En vertu de l'article 3 de la Constitution, « La souveraineté nationale appartient au peuple qui l'exerce par ses représentants et par la voie du référendum. Aucune section du peuple ni aucun individu ne peut s'en attribuer l'exercice. » Ces dispositions constitutionnelles nous paraissent poser un principe absolu, auquel des dérogations ont néanmoins été apportées en raison de la participation de la France aux Communautés européennes et à l'Union européenne.
En 2008, le constituant a agrégé au sein de l'article 88-1 de la Constitution l'autorisation de participer à l'Union européenne dans les conditions prévues par le traité et de l'autorisation de consentir aux transferts de compétences nécessaires. Ce nouvel article 88-1 est donc ainsi rédigé : « La République participe à l'Union européenne constituée d'États qui ont choisi librement d'exercer en commun certaines de leurs compétences en vertu du traité sur l'Union européenne et du traité sur le fonctionnement de l'Union européenne, tels qu'ils résultent du traité signé à Lisbonne le 13 décembre 2007 ».

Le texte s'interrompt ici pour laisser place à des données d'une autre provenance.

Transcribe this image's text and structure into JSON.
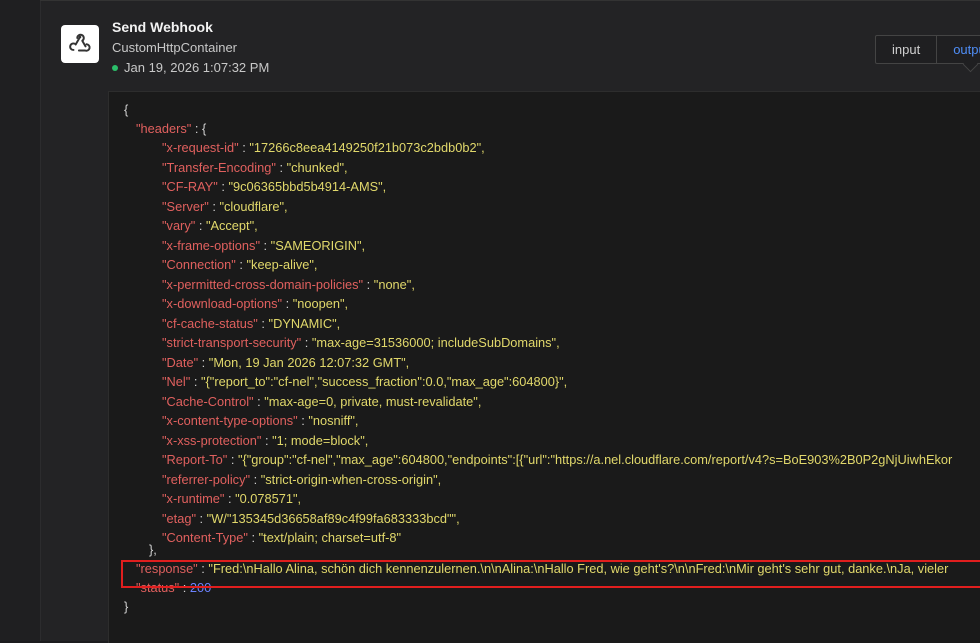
{
  "node": {
    "title": "Send Webhook",
    "subtitle": "CustomHttpContainer",
    "timestamp": "Jan 19, 2026 1:07:32 PM",
    "status_color": "#2bbf6a",
    "icon": "webhook-icon"
  },
  "tabs": [
    {
      "label": "input",
      "active": false
    },
    {
      "label": "output",
      "active": true
    }
  ],
  "json": {
    "open_brace": "{",
    "headers_key": "\"headers\"",
    "headers": [
      {
        "key": "\"x-request-id\"",
        "value": "\"17266c8eea4149250f21b073c2bdb0b2\","
      },
      {
        "key": "\"Transfer-Encoding\"",
        "value": "\"chunked\","
      },
      {
        "key": "\"CF-RAY\"",
        "value": "\"9c06365bbd5b4914-AMS\","
      },
      {
        "key": "\"Server\"",
        "value": "\"cloudflare\","
      },
      {
        "key": "\"vary\"",
        "value": "\"Accept\","
      },
      {
        "key": "\"x-frame-options\"",
        "value": "\"SAMEORIGIN\","
      },
      {
        "key": "\"Connection\"",
        "value": "\"keep-alive\","
      },
      {
        "key": "\"x-permitted-cross-domain-policies\"",
        "value": "\"none\","
      },
      {
        "key": "\"x-download-options\"",
        "value": "\"noopen\","
      },
      {
        "key": "\"cf-cache-status\"",
        "value": "\"DYNAMIC\","
      },
      {
        "key": "\"strict-transport-security\"",
        "value": "\"max-age=31536000; includeSubDomains\","
      },
      {
        "key": "\"Date\"",
        "value": "\"Mon, 19 Jan 2026 12:07:32 GMT\","
      },
      {
        "key": "\"Nel\"",
        "value": "\"{\"report_to\":\"cf-nel\",\"success_fraction\":0.0,\"max_age\":604800}\","
      },
      {
        "key": "\"Cache-Control\"",
        "value": "\"max-age=0, private, must-revalidate\","
      },
      {
        "key": "\"x-content-type-options\"",
        "value": "\"nosniff\","
      },
      {
        "key": "\"x-xss-protection\"",
        "value": "\"1; mode=block\","
      },
      {
        "key": "\"Report-To\"",
        "value": "\"{\"group\":\"cf-nel\",\"max_age\":604800,\"endpoints\":[{\"url\":\"https://a.nel.cloudflare.com/report/v4?s=BoE903%2B0P2gNjUiwhEkor"
      },
      {
        "key": "\"referrer-policy\"",
        "value": "\"strict-origin-when-cross-origin\","
      },
      {
        "key": "\"x-runtime\"",
        "value": "\"0.078571\","
      },
      {
        "key": "\"etag\"",
        "value": "\"W/\"135345d36658af89c4f99fa683333bcd\"\","
      },
      {
        "key": "\"Content-Type\"",
        "value": "\"text/plain; charset=utf-8\""
      }
    ],
    "headers_close": "},",
    "response_key": "\"response\"",
    "response_value": "\"Fred:\\nHallo Alina, schön dich kennenzulernen.\\n\\nAlina:\\nHallo Fred, wie geht's?\\n\\nFred:\\nMir geht's sehr gut, danke.\\nJa, vieler",
    "status_key": "\"status\"",
    "status_value": "200",
    "close_brace": "}"
  },
  "colors": {
    "key": "#e0605e",
    "string": "#e1d86b",
    "number": "#6b82ff",
    "highlight": "#e01e1e",
    "accent": "#4f8ef7"
  }
}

Notre proposition de loi constitutionnelle a pour but d'éviter que par le biais de règles nouvelles, en apparence relativement anodines, l'élaboration du budget annuel de la France soit soumise à une supervision trop étroite ainsi qu'à des orientations contraignantes déterminées par Bruxelles. Dans un rapport d'information de la commission des affaires européennes sur le gouvernement économique européen, nos collègues Christophe Caresche et Michel Herbillon appelaient eux-mêmes « les institutions européennes et les gouvernements nationaux à prévoir et mettre en oeuvre un ensemble de mesures d'information des citoyens, afin de renforcer la légitimité démocratique du nouveau système et d'empêcher qu'il soit perçu comme une ingérence excessive de l'Europe dans les budgets nationaux ou comme une contrainte supplémentaire exercée au nom de celle-ci. ». Ils pensent sans doute comme nous que le peuple français n'accepterait pas la mise sous tutelle du budget de la nation.